9 October – 18 December 2022

Fot. P. Skiba (1–4), M. Lorek (5–7)

Curator of the exhibition: Iwona D. Bigos


A mobile, monumental installation is placed in the very centre of the Four Domes Pavilion, emanating upwards a dimmed beam of light, reflected onto the characteristic industrial construction of the ceiling.

On closer inspection it is possible to identify typical, however turned upside down, street lights assembled from genuine light fittings produced in times of the Polish People’s Republic (PRL). They were widely used around the whole country, and became an inseparable part of the Polish landscape, both rural and urban – Wrocław included.

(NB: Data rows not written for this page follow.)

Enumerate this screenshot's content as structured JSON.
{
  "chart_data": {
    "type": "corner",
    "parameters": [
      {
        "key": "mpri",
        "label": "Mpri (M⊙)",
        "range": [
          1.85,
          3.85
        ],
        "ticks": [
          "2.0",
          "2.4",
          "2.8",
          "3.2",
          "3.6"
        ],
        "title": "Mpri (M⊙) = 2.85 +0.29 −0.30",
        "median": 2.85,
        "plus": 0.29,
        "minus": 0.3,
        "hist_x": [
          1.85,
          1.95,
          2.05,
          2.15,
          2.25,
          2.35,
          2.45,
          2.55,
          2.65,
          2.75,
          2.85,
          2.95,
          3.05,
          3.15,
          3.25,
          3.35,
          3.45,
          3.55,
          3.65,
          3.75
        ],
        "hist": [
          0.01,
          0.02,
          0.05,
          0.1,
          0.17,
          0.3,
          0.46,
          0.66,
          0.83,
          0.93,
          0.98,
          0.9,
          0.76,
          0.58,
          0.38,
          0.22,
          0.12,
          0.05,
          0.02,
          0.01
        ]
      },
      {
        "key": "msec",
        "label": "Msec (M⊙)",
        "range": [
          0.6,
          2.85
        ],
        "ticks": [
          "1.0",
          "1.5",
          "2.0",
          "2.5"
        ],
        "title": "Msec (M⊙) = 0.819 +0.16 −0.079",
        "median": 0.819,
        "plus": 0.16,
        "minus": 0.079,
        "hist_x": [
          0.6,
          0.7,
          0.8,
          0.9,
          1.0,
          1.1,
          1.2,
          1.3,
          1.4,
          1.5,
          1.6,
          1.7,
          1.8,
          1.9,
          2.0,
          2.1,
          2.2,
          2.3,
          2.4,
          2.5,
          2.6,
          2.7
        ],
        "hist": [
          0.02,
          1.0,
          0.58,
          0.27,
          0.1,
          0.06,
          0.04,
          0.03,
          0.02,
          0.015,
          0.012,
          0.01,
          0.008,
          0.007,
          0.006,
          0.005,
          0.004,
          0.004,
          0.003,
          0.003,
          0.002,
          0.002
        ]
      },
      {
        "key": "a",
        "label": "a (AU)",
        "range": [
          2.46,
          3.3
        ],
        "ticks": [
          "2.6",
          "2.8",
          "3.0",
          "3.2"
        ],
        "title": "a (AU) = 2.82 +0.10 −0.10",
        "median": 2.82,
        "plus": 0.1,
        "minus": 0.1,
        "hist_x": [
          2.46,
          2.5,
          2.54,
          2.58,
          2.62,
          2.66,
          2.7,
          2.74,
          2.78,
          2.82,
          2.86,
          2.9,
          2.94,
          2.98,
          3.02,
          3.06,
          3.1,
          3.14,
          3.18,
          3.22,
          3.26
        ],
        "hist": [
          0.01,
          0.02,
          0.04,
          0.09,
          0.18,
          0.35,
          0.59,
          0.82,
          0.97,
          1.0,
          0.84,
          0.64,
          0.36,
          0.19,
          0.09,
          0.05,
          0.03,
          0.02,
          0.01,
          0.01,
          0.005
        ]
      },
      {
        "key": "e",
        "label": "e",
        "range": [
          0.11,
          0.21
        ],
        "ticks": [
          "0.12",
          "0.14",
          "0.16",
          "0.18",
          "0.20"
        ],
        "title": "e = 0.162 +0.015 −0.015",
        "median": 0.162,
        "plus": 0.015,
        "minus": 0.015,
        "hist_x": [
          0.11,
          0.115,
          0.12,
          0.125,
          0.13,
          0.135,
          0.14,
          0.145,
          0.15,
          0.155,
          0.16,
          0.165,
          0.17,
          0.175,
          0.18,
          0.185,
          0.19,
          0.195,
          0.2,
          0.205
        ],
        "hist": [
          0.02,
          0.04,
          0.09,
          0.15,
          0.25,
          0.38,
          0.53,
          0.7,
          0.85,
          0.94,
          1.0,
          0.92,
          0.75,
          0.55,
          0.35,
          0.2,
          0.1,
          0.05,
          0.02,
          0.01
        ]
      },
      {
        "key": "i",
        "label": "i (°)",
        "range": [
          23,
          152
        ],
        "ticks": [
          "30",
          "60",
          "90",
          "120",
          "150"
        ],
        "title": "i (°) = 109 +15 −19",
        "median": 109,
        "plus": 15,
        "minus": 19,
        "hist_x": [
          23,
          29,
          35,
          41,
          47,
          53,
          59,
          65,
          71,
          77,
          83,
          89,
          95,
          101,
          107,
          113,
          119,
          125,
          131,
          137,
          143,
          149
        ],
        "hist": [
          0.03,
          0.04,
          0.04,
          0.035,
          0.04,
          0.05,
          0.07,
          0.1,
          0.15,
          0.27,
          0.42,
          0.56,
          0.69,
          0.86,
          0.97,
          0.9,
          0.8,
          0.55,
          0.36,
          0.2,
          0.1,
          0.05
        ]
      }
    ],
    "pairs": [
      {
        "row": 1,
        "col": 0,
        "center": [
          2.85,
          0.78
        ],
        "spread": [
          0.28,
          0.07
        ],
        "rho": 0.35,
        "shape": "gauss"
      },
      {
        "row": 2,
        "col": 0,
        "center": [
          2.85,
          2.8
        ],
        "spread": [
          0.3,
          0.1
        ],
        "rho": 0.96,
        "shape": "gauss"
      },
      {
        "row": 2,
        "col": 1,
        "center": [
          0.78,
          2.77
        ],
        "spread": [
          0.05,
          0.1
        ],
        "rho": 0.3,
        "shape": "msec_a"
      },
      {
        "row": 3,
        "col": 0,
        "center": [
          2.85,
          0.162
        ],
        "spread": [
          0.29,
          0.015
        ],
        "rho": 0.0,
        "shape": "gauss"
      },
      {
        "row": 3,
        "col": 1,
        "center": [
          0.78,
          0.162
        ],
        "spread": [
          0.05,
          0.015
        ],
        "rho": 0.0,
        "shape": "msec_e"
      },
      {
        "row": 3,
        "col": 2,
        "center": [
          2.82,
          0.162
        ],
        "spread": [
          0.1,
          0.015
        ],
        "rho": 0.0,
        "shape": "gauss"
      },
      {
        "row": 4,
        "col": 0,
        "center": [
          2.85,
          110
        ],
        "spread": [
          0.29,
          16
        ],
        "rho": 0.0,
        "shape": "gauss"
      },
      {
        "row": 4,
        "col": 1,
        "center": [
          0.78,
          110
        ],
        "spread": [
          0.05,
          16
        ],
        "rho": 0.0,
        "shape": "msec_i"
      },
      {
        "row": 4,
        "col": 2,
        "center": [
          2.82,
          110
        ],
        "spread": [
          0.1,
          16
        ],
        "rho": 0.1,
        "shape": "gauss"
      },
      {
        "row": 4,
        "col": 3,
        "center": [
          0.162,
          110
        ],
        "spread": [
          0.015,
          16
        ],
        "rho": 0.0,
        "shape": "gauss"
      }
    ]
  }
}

An overturned street light is meant to recall city riots during the time of social unrest, or blackout in parts of the city, used in the previous political regime to remedy economic and/or political crisis, and which finally found its scary climax during the martial law introduced in 1981.

Fot. Antoni Skiba

Piotr Skiba is a graduate of the Academy of Fine Arts at the Faculty of Painting and Sculpture in Wrocław. He is a lecturer at the Academy of Art in Szczecin. He creates objects and installations. His works were presendet at solo exhibitions in galleries and institutions: White Box Art Center New York (US), Wrocław Contemporary Museum (PL), Giorgio Galotti Gallery Turin (IT), Berthold Pott Gallery Cologne (GR), Center for Contemporary Art Ujazdowski Castle Warsaw (PL), Dash Gallery, Kortrijk (BL), BWA Awangarda Wrocław (PL), Spazio ORR Brescia (IT), Leto Gallery Warsaw (PL) Piktogram Warsaw (PL).

Piotr Skiba in his work clearly underlines the physical presence of things and people, putting everything on the same level. In his works stands out a value connected to the square of the “Kosmonautów” residential complex in Wrocław, commonly reffered to as the “COSMOS”, where he lived and worked for years.
His attention is focused on the potential of “lowest rank” disposables. Skiba uses mass-produced objects, parts and materials related to basic, universal human needs. Things such as steel filters, abandoned clothes, broken light bulbs, lighters are often combined in bronze and aluminum castings with organic forms, e.g. with insects, cuticles. The artist lives with them in his apartment, changing, dismantling or assembling into prototype elements, creating sculptural hybrids of neighborhood monuments.
Piotr Skiba’s objects seem to evoke a world where things have taken control, where the human body has only left traces. Similar to Nick Flynn’s poem Statuary (Sculptural) – he works like a bee struggling with the body of a snail or mouse poisoned in a hive. Acting methodically, he struggles with “the object – the body”, to finally expel it or dismantle it in order to, as Flynn described it poetically, “hermetically close it in a propolis and wax tomb above the city’s ordinary monuments.” Skiba’s archaeological excavations describe a man who tries to oppose nature and fails, leaving a feeling of emptiness and melancholy.